La toma del poder estadounidense en África

PEPE ESCOBAR| No confíes en extraños que llegan con regalos. La amazona post moderna y secretaria de Estado de EE.UU., Hillary Clinton, aterrizó finalmente en Trípoli –en un avión militar– para prodigar elogios al sospechoso Consejo Nacional de Transición (CNT), esos oportunistas/desertores/islamistas conocidos previamente como “rebeldes de la OTAN”.

Pepe Escobar-Asia Times Online

Clinton fue saludada el martes “en el suelo de Libia libre” (sus palabras) por lo que el New York Times describió curiosamente como “milicia irregular” (traducción: una banda fuertemente armada que ya tiene líos con otras bandas fuertemente armadas), antes de reunirse con el presidente del CNT Mustafa Abdel-OTAN (Conocido anteriormente como Jalil).

La mayor parte de los regalos de EE.UU. –40 millones de dólares– fuera de los 135 millones de dólares que ya fueron desembolsados desde febrero (en su mayor parte en “ayuda” militar, son destinados a un scramble de misiles dirigido por “contratistas” (es decir mercenarios) para que trate de rastrear el tsunami de cohetes antiaéreos móviles que hasta ahora ya han sido convenientemente ocultados en almacenes islamistas secretos.

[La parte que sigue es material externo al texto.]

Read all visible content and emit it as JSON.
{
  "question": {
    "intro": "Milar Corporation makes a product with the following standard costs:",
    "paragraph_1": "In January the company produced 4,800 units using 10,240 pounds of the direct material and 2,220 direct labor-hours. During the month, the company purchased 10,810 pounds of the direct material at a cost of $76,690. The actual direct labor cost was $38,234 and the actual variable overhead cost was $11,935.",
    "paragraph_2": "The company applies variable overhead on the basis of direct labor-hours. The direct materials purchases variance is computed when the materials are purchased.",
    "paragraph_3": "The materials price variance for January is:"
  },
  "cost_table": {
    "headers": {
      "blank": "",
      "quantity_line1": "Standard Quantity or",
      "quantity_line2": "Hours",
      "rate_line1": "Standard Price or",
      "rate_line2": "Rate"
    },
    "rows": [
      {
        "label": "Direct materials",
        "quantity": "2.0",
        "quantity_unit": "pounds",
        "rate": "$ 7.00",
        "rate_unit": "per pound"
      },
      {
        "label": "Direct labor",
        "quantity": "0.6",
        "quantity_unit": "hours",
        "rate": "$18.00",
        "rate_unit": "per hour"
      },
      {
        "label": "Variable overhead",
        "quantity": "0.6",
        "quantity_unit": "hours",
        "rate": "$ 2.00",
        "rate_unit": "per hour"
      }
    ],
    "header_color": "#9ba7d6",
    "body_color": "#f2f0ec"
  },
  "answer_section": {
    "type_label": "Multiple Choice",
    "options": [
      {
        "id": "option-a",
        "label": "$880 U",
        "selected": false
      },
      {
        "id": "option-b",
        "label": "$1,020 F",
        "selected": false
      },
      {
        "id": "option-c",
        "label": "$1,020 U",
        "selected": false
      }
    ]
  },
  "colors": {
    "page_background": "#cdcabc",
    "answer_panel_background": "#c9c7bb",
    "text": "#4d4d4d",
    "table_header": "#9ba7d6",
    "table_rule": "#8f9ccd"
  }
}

Clinton dijo a los estudiantes en la Universidad de Trípoli: “Estamos a vuestro lado”. No logró conectar los puntos y darse cuenta de que los shabab (jóvenes) que comenzaron a manifestar contra Muamar Gadafi en febrero no tienen absolutamente nada que ver con los oportunistas/desertores/islamistas del CNT que usurparon las protestas. Pero tuvo tiempo suficiente para revelar otro “secreto” de la política exterior de EE.UU. –que EE.UU. quiere a Gadafi “muerto o vivo”, al estilo de George W Bush (o como beneficiario de un asesinato selectivo, al estilo de Barack Obama).

La nueva Faluya

En sus agotadoras seis horas y media en el suelo de “Libia libre”, Clinton no encontró el tiempo necesario para incluir un vuelo en helicóptero a Sirte para ver por sí misma cómo la OTAN ejerce su R2P (“responsabilidad de proteger” civiles).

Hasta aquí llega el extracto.